Interlayer exchange coupling in GaN-based diluted magnetic semiconductor multilayers studied by first-principles calculations

Abstract

Interlayer exchange coupling (IEC) in a series model diluted magnetic semiconductor (DMS) multilayer consisting of two magnetic (Ga, M)N (M = Mn or Cu) layers separated by non-doped or Mg-doped GaN non-magnetic spacers has been studied by first-principles calculations. The effects of the spacer thickness and of the hole doping to the IEC were studied systematically.

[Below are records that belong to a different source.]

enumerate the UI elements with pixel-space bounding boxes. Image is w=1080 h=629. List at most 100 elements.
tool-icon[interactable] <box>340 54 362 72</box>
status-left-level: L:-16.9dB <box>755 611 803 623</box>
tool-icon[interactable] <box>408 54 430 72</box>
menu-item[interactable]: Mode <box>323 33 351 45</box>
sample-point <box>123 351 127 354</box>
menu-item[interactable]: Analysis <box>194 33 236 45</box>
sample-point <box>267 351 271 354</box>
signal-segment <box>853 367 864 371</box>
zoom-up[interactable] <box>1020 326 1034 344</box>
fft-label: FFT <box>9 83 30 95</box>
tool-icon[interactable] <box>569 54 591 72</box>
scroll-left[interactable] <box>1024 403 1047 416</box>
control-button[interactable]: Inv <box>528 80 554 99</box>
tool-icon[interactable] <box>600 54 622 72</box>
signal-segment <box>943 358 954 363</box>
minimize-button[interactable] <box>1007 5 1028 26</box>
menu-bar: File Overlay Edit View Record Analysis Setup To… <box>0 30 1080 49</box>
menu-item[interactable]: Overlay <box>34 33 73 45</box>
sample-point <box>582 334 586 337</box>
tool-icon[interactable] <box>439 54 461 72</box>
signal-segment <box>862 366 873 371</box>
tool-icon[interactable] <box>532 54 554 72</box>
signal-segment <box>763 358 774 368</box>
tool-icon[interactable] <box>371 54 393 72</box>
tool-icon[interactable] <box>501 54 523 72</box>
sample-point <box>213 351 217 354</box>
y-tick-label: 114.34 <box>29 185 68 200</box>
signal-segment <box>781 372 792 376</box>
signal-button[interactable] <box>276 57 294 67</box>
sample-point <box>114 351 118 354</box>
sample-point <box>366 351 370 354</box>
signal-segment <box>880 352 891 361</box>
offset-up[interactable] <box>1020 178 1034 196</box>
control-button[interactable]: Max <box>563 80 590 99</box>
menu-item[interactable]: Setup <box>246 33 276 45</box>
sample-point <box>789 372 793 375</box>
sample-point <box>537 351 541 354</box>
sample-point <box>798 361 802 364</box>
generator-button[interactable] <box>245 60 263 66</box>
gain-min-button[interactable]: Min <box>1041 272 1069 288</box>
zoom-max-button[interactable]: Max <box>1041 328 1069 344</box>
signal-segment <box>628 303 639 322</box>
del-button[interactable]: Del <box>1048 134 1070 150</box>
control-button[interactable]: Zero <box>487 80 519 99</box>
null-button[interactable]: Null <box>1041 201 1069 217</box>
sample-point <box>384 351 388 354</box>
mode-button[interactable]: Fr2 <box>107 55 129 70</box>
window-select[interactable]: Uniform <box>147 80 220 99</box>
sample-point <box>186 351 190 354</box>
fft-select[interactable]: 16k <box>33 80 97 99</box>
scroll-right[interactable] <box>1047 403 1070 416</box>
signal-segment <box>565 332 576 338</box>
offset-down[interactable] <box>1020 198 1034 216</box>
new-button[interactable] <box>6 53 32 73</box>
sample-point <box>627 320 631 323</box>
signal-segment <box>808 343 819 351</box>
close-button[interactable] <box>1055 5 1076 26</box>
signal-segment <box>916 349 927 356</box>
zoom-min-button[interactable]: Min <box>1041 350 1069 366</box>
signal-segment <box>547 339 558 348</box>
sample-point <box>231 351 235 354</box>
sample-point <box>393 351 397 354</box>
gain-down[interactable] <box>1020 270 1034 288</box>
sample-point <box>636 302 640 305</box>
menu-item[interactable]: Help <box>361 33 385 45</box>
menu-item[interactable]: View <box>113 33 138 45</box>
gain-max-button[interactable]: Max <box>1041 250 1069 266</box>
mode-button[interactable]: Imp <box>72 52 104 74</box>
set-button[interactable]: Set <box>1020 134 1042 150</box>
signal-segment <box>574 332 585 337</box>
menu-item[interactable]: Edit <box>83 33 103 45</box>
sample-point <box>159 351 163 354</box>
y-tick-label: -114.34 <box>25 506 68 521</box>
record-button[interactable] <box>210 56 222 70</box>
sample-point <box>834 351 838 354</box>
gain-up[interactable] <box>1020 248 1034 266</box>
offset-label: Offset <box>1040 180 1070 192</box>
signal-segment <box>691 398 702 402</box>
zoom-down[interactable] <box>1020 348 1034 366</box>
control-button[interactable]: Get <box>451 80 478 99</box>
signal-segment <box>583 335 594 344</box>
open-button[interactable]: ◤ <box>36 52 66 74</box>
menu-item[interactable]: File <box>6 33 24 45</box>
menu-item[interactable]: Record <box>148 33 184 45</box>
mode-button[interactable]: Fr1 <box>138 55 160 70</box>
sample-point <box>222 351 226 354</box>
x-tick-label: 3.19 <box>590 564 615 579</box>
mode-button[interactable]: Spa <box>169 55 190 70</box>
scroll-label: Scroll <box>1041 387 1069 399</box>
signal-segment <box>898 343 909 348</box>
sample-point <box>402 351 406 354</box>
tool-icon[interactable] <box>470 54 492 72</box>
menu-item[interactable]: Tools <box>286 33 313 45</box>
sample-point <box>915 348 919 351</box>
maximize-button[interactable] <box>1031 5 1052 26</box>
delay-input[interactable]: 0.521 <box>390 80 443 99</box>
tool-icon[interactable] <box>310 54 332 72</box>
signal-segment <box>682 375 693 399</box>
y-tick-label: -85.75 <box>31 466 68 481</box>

It is observed that (1) without Mg doping, the IEC between two magnetic (Ga, M)N (M = Mn or Cu) layers is always ferromagnetic, which is clarified as an intrinsic character of the Ruderman–Kittle–Kasuya–Yoshida interaction in a two dimensional gaped system; (2) with Mg doping into the GaN spacer, the IEC is tunable from ferromagnetic to antiferromagnetic by varying the spacer’s thickness and the dopant’s site. It is found that the significant hybridization between the Cu and Mg dopants contributes considerable density of states around the Fermi energy level and thus enhances the magnetic interaction between the Cu-doped magnetic layers, indicating that Cu is a better dopant for device application of the GaN-based DMS multilayers.